Trawling through the Archive this afternoon, looking for a picture of an Ulster linen-weaving machine with a teapot balanced on it, I came across this. It will particularly appeal, I hope, to those who have ever ascended Wardley Hill in Rutland before it was obliterated by a three-lane blacktop that carved a new and utterly boring route up to Uppingham through the limestone escarpment. The road sign indicates the turn into a little lane that led into Wardley village itself. Why I was lurking in a ditch on a late summer afternoon has escaped me, but I think it was something to do with trying out a new telephoto lens on my Pentax. Always a slow gear-grinding haul for lorries, every year they would get stuck in the heavy falls of snow we once had, drivers having to sleep in their cabs with just a tartan-patterned Thermos for company. "Wardley Hill is still blocked", Radio Leicester told us, and we thought of all those Leyland Comets, Guy Warriors, Seddons and Albions disappearing under blankets of piled-up snow. In this photograph it's a much kinder day in 1978 as a Foden tanker (fleet number 147 for truck pedants) transports Heygates Flour eastwards. Or it might have been empty, we shall probably never know. All I do know is that I went "Yes!" when someone lit that bonfire at the bottom of the hill.
Huddersfield, West Yorkshire
5 days ago
8 comments:
What a superb, masterly photo! Up here, I have come across the occasional trans-Pennine rally for old HGVs, and somehow one doesn't mind following an old AEC or Foden as it labours up the A59 at Blubberhouses. But if one of Mr Schenker's finest gets in my way....
Heygates are still around with the same livery. What is now 'Subway' on Queens Rd, used to be a proper bakers and Heygates delivered weekly. It was run by old man Greasley and they started baking at about 1.00 am. I know this, because I often stumbled past at that hour on my way home. When the old man retired it passed on to an enthusiastic idiot who was useless and within a year had gone forever. I always favoured their 'Rustic' loaf. I now make a similar loaf in my National Panasonic bread maker, which is actually better! Yum yum.
That's such an atmospheric photograph. I look forward to seeing more from 'Peter Ashley: The Pentax Years'. Driving through Sussex the other weekend I got stuck behind a very slow but beautifully kept blue and red flatbed Leyland. When I overtook it I was surprised to read that it belonged to a firm in Bradford on Avon that does vintage lorry funerals. My eyes quickly returned to the road ahead, in case this was a dire warning...
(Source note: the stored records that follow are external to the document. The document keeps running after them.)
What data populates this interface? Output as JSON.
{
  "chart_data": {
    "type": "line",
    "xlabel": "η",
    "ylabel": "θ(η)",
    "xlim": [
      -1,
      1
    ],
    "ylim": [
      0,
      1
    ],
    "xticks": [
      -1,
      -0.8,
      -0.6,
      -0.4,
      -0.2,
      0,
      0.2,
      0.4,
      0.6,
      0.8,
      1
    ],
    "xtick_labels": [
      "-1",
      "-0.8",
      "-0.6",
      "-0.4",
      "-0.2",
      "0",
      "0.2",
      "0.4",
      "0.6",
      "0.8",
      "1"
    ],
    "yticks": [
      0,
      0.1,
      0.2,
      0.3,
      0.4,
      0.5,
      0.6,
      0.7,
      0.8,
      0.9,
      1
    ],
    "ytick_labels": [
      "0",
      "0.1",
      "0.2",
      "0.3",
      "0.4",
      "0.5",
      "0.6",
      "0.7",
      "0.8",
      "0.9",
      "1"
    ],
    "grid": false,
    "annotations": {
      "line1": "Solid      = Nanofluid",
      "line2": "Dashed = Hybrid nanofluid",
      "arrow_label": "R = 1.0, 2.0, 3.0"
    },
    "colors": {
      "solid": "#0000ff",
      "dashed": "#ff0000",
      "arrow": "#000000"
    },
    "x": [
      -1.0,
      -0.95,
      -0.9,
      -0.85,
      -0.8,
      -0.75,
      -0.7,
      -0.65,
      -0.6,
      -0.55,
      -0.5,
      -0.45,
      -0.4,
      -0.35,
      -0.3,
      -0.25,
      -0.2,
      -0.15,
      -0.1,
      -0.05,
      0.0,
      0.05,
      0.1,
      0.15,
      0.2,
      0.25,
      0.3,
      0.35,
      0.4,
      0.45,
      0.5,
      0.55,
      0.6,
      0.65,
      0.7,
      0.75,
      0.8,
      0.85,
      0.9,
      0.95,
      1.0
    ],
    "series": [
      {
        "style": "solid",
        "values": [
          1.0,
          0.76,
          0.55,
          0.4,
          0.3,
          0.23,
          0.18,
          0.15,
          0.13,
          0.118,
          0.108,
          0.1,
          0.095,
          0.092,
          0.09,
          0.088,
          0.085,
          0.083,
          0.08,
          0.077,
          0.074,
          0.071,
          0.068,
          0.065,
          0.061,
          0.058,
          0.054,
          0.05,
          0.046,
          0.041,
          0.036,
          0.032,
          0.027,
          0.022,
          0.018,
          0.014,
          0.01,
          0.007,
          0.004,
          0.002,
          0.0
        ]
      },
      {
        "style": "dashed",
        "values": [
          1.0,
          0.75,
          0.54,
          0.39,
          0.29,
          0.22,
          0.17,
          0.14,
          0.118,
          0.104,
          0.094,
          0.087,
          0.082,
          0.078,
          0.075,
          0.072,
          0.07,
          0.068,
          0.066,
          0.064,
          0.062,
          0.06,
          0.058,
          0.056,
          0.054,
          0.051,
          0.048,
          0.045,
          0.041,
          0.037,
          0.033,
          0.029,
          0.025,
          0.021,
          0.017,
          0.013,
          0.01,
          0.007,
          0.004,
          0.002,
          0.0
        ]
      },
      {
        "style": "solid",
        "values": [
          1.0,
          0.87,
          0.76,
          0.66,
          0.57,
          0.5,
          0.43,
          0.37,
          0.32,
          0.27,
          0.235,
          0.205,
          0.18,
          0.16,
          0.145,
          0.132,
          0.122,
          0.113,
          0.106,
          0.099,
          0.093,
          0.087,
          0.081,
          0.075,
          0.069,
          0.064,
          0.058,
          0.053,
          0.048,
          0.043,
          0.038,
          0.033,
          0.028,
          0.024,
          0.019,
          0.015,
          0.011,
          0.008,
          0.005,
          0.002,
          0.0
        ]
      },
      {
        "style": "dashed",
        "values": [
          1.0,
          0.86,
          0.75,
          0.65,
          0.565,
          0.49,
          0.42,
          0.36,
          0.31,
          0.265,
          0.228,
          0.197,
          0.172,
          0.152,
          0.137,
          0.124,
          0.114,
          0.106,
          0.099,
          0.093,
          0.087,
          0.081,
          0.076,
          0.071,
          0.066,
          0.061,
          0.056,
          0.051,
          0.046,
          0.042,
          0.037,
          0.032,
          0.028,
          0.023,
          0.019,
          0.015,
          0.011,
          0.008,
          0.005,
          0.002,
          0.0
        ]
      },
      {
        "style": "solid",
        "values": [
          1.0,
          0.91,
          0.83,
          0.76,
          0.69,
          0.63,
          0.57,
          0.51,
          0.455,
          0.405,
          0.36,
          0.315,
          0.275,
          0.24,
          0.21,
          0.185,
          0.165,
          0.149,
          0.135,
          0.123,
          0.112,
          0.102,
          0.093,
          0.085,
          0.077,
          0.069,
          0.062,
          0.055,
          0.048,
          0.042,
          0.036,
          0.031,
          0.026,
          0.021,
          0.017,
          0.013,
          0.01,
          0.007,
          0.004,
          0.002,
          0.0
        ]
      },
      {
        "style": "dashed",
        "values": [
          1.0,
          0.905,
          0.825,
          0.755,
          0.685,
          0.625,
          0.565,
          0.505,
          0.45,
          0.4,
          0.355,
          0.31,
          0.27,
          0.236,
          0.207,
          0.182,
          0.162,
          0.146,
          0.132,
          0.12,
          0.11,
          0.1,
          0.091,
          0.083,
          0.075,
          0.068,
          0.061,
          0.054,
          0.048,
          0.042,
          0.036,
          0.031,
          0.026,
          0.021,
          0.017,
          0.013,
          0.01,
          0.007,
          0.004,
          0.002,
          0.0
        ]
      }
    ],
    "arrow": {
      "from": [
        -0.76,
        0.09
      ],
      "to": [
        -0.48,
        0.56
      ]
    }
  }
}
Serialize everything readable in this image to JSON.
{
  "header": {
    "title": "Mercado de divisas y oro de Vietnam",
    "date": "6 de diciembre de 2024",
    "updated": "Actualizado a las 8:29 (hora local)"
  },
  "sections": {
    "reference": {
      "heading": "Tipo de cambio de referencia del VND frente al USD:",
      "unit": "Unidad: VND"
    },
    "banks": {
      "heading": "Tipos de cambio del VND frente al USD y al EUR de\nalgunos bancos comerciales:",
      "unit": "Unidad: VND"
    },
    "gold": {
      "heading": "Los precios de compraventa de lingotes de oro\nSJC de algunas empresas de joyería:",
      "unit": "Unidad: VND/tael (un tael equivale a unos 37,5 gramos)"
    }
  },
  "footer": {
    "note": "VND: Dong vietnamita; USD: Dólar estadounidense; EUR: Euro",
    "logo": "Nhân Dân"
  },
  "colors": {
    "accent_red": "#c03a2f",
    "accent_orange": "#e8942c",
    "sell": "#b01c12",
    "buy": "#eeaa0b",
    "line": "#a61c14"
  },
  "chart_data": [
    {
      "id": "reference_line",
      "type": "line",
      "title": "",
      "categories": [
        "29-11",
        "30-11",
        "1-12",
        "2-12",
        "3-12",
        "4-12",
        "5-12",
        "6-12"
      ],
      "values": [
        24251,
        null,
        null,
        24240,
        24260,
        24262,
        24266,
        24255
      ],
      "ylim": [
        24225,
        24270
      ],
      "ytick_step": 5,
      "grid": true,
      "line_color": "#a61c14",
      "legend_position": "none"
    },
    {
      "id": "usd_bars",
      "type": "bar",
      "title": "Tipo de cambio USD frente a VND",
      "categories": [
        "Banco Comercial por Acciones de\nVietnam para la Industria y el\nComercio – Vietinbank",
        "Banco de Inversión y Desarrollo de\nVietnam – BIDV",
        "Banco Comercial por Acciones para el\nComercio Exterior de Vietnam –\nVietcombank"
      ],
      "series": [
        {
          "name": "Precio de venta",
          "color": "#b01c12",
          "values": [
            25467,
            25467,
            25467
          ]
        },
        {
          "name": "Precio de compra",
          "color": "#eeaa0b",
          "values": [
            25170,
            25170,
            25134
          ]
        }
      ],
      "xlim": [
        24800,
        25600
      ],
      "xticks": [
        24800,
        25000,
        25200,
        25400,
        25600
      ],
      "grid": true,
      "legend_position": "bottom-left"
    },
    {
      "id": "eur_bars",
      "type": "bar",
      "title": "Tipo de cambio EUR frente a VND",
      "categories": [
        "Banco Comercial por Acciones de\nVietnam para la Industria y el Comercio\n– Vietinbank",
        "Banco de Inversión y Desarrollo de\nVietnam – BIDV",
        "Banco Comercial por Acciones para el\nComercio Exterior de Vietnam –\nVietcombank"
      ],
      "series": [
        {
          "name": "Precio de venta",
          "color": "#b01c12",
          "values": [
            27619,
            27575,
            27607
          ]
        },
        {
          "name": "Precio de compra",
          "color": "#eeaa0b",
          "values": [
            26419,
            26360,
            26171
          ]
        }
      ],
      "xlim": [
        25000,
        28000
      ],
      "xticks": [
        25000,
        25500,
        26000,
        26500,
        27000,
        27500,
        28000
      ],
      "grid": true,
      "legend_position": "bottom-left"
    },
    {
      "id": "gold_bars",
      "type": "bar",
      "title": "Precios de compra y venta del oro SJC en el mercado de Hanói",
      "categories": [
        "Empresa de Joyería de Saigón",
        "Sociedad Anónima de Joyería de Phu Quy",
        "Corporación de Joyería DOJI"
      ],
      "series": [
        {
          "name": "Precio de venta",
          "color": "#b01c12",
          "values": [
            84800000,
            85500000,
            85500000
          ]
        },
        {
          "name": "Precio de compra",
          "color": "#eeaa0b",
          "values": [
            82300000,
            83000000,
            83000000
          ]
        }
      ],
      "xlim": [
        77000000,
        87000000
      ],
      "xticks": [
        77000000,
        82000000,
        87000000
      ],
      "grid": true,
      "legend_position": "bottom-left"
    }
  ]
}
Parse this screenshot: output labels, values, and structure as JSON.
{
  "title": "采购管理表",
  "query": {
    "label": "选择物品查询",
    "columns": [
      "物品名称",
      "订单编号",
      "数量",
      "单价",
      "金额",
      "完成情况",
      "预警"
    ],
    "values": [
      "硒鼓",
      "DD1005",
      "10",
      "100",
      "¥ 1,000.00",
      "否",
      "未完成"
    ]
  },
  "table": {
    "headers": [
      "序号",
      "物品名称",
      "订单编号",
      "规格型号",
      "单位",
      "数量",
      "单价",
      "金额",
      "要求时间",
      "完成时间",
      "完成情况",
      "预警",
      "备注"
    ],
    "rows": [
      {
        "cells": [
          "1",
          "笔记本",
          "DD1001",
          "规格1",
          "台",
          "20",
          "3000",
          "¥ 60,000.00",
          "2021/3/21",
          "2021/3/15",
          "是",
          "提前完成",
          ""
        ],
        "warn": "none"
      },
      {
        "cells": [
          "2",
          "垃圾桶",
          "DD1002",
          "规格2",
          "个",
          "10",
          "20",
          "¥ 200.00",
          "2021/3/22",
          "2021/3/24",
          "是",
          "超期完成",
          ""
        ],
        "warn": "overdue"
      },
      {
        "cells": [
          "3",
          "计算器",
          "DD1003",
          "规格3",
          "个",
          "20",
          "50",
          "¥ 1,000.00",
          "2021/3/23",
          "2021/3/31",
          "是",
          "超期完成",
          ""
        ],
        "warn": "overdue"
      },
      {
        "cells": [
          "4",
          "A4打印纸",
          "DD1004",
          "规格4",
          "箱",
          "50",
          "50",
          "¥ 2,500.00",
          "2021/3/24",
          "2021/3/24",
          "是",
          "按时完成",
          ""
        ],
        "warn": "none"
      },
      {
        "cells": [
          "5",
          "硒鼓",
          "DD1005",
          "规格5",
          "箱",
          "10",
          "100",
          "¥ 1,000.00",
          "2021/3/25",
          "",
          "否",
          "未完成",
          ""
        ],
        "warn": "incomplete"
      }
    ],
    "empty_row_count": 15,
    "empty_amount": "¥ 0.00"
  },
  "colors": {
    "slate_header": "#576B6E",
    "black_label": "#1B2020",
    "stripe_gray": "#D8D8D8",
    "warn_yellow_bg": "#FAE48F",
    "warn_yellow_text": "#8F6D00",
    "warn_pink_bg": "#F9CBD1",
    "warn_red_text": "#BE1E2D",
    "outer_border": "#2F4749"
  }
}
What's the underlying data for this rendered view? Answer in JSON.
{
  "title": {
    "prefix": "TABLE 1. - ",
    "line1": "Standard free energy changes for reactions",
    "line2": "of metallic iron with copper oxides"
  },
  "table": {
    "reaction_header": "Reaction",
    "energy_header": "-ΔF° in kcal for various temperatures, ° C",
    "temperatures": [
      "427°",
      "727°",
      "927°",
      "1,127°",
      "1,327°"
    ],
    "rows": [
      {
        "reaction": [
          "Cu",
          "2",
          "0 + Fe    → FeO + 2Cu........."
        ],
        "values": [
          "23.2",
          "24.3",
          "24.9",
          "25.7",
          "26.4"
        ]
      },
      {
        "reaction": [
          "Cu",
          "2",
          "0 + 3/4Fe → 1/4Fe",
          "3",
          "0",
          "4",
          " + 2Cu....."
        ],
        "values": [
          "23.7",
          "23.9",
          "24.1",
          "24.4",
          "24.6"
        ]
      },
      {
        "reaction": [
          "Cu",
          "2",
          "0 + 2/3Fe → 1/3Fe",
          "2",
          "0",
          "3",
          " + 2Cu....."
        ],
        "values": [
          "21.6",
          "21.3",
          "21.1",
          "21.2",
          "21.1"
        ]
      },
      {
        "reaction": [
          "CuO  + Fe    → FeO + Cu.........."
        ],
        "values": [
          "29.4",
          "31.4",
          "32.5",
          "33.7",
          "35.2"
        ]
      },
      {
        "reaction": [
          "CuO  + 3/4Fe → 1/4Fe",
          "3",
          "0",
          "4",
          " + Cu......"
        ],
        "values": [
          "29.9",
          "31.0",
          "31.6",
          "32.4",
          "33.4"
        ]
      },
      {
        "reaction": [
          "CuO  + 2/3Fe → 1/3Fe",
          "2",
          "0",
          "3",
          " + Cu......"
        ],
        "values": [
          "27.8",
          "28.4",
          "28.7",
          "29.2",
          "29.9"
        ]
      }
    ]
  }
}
Lovely shot. When the family haulage firm changed from horse-drawn to internal-combustion in about 1935, my grandad (the youngest brother) was sent to pick up the brand-new lorry from Skipton. He taught himself to drive on the ten-mile journey home. Within a year one of his brothers had ruined it by forgetting to change the oil. A-F-A, the A59 was one of their regular routes - my grandad used to water his horses (and dog) at the Hopper Lane pub.
Aaaah...the Hopper...until recently, it scored a 9 on my list of All Time Great Steak Pie Dinner providers....sadly slipped back of late!
This serves as a jolting record of just how fast we're losing it - That pic could be fifty years old and not look much different (period wagon please) but after onlty thirty years that view is bolloxed. And what of exponential destruction curves ? This madness is accelerating and most recently the broader the political sweeps and swings, the larger the plant, the bigger the EU grant, the more irrational the H&S directives - so the faster we gather speed in our headlong surge toward the total annihilation of what used to look just right. I really must get blogging.
You really must Mr.Diplo.
Lovely picture and the accelerated change point is well made.